Customer support routing across billing, technical, and account specialists
Software task split among coding, testing, and documentation agents
Research assistant delegating to search, analysis, and writing agents

KPIs

Task success / goal-completion rate: Share of sessions reaching the intended outcome without human rescue; the headline quality signal for the supervisor team.
Handoffs per resolved task: Average delegations to completion; watch for upward drift signaling indecision or routing thrash, not richer work.
Coordination overhead: Extra tokens, calls, and latency attributable to the supervisor versus a single agent; good means routing earns its cost.
Routing accuracy: Fraction of delegations sent to the correct specialist on first try, judged against labeled cases.

Observed failure modes

Two agents hand work back and forth without progress until a budget cuts the loop
Supervisor mis-routes to the wrong specialist and never recovers the thread
Critical context is dropped in the handoff, so the specialist solves the wrong problem
Specialists' partial results conflict and the supervisor merges them incoherently

Lessons learned

Enforce hard step budgets and explicit termination so loops always end
Make handoffs structured, with intent and scope, not raw message dumps
Keep specialist scopes narrow and non-overlapping to reduce routing ambiguity
Instrument every delegation; you cannot debug a multi-agent loop you cannot see

FAQs

How is this different from orchestrator-workers?: Orchestrator-workers decomposes one task into parallel, often homogeneous worker calls and merges them.
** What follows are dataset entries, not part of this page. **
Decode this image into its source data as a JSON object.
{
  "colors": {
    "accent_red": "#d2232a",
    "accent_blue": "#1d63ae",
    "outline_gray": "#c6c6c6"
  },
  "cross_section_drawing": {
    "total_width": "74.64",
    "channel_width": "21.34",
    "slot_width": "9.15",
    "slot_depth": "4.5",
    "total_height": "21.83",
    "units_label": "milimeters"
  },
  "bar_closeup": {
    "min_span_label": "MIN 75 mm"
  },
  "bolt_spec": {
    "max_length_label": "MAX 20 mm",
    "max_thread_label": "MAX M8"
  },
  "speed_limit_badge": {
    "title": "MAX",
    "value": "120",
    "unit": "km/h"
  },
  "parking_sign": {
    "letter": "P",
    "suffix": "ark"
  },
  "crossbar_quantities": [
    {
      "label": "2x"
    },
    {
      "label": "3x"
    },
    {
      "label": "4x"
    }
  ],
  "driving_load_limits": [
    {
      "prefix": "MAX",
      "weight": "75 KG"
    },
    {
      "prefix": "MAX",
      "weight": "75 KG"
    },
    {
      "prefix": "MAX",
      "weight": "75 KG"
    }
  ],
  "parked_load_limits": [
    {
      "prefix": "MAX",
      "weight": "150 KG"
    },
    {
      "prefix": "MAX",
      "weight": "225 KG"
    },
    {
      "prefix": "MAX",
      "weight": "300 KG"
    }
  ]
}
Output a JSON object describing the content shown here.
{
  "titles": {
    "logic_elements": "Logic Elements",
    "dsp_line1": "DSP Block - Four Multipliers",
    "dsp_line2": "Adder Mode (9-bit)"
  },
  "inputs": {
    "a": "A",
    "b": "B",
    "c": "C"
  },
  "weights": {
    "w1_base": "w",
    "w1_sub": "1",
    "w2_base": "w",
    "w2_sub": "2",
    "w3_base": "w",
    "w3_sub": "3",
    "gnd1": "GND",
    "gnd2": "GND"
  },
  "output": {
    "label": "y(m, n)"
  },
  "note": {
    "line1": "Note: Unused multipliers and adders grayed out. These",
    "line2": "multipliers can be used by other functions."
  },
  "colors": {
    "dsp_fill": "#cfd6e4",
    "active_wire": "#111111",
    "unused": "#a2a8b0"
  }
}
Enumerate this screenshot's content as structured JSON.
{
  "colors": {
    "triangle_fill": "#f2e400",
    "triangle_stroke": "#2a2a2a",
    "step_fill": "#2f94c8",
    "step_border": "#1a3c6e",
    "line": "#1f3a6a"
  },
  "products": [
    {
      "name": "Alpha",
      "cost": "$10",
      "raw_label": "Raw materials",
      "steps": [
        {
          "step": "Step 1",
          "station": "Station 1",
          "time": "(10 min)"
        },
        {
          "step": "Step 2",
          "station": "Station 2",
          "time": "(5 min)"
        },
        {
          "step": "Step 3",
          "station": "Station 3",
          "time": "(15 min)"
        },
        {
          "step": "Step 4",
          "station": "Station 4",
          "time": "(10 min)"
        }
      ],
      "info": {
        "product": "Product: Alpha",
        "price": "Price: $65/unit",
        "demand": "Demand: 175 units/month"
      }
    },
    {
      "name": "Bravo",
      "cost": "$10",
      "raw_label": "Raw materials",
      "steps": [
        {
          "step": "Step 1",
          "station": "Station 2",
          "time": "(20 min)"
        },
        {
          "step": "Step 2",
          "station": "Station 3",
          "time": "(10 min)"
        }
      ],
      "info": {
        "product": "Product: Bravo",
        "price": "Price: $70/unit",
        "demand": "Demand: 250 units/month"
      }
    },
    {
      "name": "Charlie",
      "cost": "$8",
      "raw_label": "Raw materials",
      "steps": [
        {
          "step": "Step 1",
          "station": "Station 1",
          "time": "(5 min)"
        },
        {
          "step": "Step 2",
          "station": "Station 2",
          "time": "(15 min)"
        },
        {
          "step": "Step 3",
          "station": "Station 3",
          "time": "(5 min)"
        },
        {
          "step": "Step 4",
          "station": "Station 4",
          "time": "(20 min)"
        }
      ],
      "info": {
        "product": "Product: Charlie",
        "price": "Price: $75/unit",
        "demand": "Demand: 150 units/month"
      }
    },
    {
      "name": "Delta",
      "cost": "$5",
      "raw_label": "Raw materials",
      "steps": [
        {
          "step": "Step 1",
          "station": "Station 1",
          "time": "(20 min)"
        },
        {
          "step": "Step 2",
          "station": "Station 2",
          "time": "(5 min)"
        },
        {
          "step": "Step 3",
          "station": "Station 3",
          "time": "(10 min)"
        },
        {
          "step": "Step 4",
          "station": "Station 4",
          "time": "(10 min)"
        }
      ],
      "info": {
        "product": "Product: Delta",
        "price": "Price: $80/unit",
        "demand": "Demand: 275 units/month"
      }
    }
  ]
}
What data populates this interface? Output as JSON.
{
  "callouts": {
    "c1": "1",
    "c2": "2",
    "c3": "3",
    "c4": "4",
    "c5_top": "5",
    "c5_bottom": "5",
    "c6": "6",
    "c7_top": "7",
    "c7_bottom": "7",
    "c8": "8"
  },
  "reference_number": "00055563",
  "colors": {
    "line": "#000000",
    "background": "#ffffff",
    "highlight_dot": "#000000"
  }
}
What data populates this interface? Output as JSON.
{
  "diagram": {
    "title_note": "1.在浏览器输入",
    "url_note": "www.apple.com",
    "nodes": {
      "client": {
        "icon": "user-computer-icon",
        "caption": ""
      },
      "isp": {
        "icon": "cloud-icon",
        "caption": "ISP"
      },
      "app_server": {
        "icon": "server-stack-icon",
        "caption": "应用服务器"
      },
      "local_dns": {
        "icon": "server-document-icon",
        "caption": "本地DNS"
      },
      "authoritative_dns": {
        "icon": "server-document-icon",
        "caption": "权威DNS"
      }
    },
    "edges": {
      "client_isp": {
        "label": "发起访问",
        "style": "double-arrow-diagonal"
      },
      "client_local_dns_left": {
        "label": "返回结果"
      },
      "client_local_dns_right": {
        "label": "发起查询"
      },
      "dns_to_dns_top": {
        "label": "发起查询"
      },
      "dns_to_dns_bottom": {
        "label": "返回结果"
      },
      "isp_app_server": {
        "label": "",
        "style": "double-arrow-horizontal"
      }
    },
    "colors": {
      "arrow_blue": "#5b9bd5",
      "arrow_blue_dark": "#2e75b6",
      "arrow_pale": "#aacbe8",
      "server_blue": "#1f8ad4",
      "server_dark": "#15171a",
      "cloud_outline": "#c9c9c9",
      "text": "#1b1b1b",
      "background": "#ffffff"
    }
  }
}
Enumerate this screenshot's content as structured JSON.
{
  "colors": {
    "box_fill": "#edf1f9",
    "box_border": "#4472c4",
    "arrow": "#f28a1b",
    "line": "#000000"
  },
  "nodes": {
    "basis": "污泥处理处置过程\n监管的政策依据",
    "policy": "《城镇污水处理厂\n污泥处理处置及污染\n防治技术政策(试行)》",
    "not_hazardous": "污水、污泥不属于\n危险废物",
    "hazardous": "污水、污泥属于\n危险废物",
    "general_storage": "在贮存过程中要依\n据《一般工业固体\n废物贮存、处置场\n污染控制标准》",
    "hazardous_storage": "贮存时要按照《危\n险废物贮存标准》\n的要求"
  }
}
A supervisor is a persistent coordinator over heterogeneous specialists across a multi-turn loop, re-deciding routing as state evolves rather than executing a fixed plan.
How do I prevent infinite handoff loops?: Route control back to the supervisor after each specialist turn, forbid free peer-to-peer calls, set a step or token budget, define allowed transitions, and add explicit termination conditions so the loop cannot cycle indefinitely.
When should a specialist hand back to the supervisor?: Whenever it finishes its scoped task, needs a capability it does not own, hits ambiguity needing a decision, or detects it is the wrong agent for the request. The supervisor then integrates and picks the next step.